Biluochun, whose name translates literally to “Green Snail Spring,” is one of China’s ten most celebrated teas, yet it remains a delicate secret outside serious tea circles. Grown in the mist-laced microclimate where the Yangtze River meets the vast Taihu Lake in Jiangsu Province, this green tea is distinguished by its tiny, spiral-shaped leaves, white downy tips, and an aroma so fragrant that, according to Qing-dynasty lore, picking monks once tucked fresh leaf inside their robes to perfume the meditation hall.
History
The first written record appears in the Tang Dynasty’s Classic of Tea, but Biluochun’s fame crystallized during the Kangxi reign (1661-1722). The emperor, touring the lake, was served an infusion so aromatic that he asked its name. Told it was “Xia Sha Ren Xiang” (literally “scary fragrance”), he deemed the title inelegant and renamed it Biluochun for its snail-shell curl and spring harvest. Imperial patronage propelled the tea into tribute status; by the late 1800s, Suzhou merchants were exporting it to Russia via the Grand Tea Road.
Terroir & Harvest
Authentic Biluochun comes only from Dongting Mountain, actually two islands—Dongshan and Xishan—within Taihu Lake. The water body moderates temperature, creating nightly mists that diffuse sunlight and coax slow, tender growth. Soils are acidic, quartz-rich, and laced with crushed shell deposits, imparting a subtle minerality. Tea gardens are interplanted with fruit trees—peach, plum, apricot—whose blossoms add floral volatiles absorbed by the tea buds.
Plucking begins when the meteorological spring starts, usually between the Qingming and Grain Rain solar terms (early April). Only the top bud plus the adjacent unfolding leaf are taken, yielding 60,000 to 80,000 shoots per 500 g of finished tea.

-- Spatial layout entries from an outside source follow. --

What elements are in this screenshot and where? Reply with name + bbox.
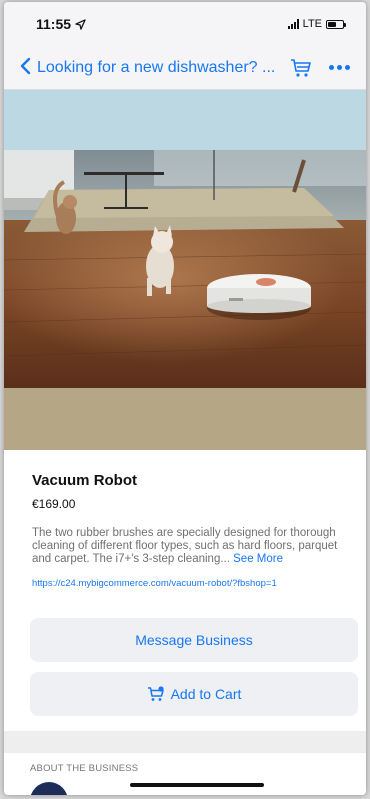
message-business-button[interactable]: Message Business [30,618,358,662]
home-indicator[interactable] [130,783,264,787]
message-business-label: Message Business [135,632,253,648]
chevron-left-icon [20,57,31,79]
signal-icon [287,19,299,29]
product-description-text: The two rubber brushes are specially des… [32,527,338,565]
product-price: €169.00 [32,497,76,511]
section-divider [4,731,366,753]
product-details: Vacuum Robot €169.00 The two rubber brus… [32,450,356,589]
status-time-text: 11:55 [36,16,72,32]
status-bar: 11:55 LTE [4,2,366,46]
cart-add-icon [147,686,164,701]
product-photo [4,150,366,388]
location-arrow-icon [75,18,86,30]
add-to-cart-label: Add to Cart [170,686,242,702]
add-to-cart-button[interactable]: Add to Cart [30,672,358,716]
product-url-link[interactable]: https://c24.mybigcommerce.com/vacuum-rob… [32,578,356,589]
more-button[interactable] [322,53,356,83]
product-description: The two rubber brushes are specially des… [32,527,356,566]
battery-icon [326,19,346,29]
product-name: Vacuum Robot [32,472,138,489]
cart-button[interactable] [284,53,318,83]
about-section-label: ABOUT THE BUSINESS [30,763,139,774]
more-icon [328,65,350,70]
status-time: 11:55 [36,16,86,32]
cart-icon [291,58,311,77]
network-label: LTE [302,18,322,30]
back-button[interactable]: Looking for a new dishwasher? ... [20,57,276,79]
see-more-link[interactable]: See More [233,553,283,565]
image-padding-bottom [4,388,366,450]
business-avatar[interactable] [30,782,68,795]
status-indicators: LTE [287,18,346,30]
nav-title: Looking for a new dishwasher? ... [37,58,276,76]
product-image[interactable] [4,90,366,450]
device-screen: 11:55 LTE Looking for a new dishwasher? … [4,2,366,795]
image-padding-top [4,90,366,150]
nav-bar: Looking for a new dishwasher? ... [4,46,366,90]
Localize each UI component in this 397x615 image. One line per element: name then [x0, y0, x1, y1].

Pickers work before 9 a.m., while dew still glistens, and deliver leaf in shallow bamboo baskets to prevent compression.
Crafting the Spiral
Within four hours of plucking, the leaf undergoes a six-step, entirely manual process:
- Withering: Spread 2 cm thick on bamboo trays in shaded draft for 30–40 min, reducing moisture to 68 %.
- Pan-firing (shaqing): A wok heated to 180 °C receives 250 g of leaf; the maker tosses, presses, and rolls for 3–4 min, destroying enzymes that cause oxidation.
- Rolling & curling: Temperature drops to 70 °C; fingers form the “kill-green” leaf into tight spirals against the wok wall, a motion requiring wrist agility honed over years.
- Re-firing: At 60 °C, the spiral is further dehydrated while aroma concentrates; the tea is now called maocha.
- Selection: Masters pick out broken bits and grade by size and downiness.
- Final baking: A gentle 50 °C for 20 min sets the moisture at 5–6 %, locking in fragrance and shelf life.
The result is a tea that looks almost black when dry yet flashes jade-green once wet, each curl no larger than a garden pea and coated in silvery trichomes.
Varieties
Although “Biluochun” is a protected geographical indication, the market recognizes three quality tiers:
- Supreme Original: picked before Qingming from heirloom fruit-tree gardens; 1 kg needs 140,000 buds.
- First Grade: harvested in the Grain Rain window; slightly larger leaf, yet still intensely aromatic.
- Everyday Biluochun: machine-assisted, grown on terraced lakeside farms; affordable but lacks the signature fruity nuance.
Brewing Ritual
To unlock the spring spiral without scalding its delicacy, use a tall glass or gaiwan:
- Pre-warm vessel with 80 °C water.
- Measure 3 g for 150 ml.
- Fill to one-third capacity, gently swirling to coat leaves; inhale—the first aroma is peach blossom.
- Top up to full volume after 30 s; steep 60 s.
- Subsequent infusions: add 15 s each time; good for six brews.
Watch the curls unfurl like miniature ferns, a performance Chinese drinkers call “the dancer awakens.”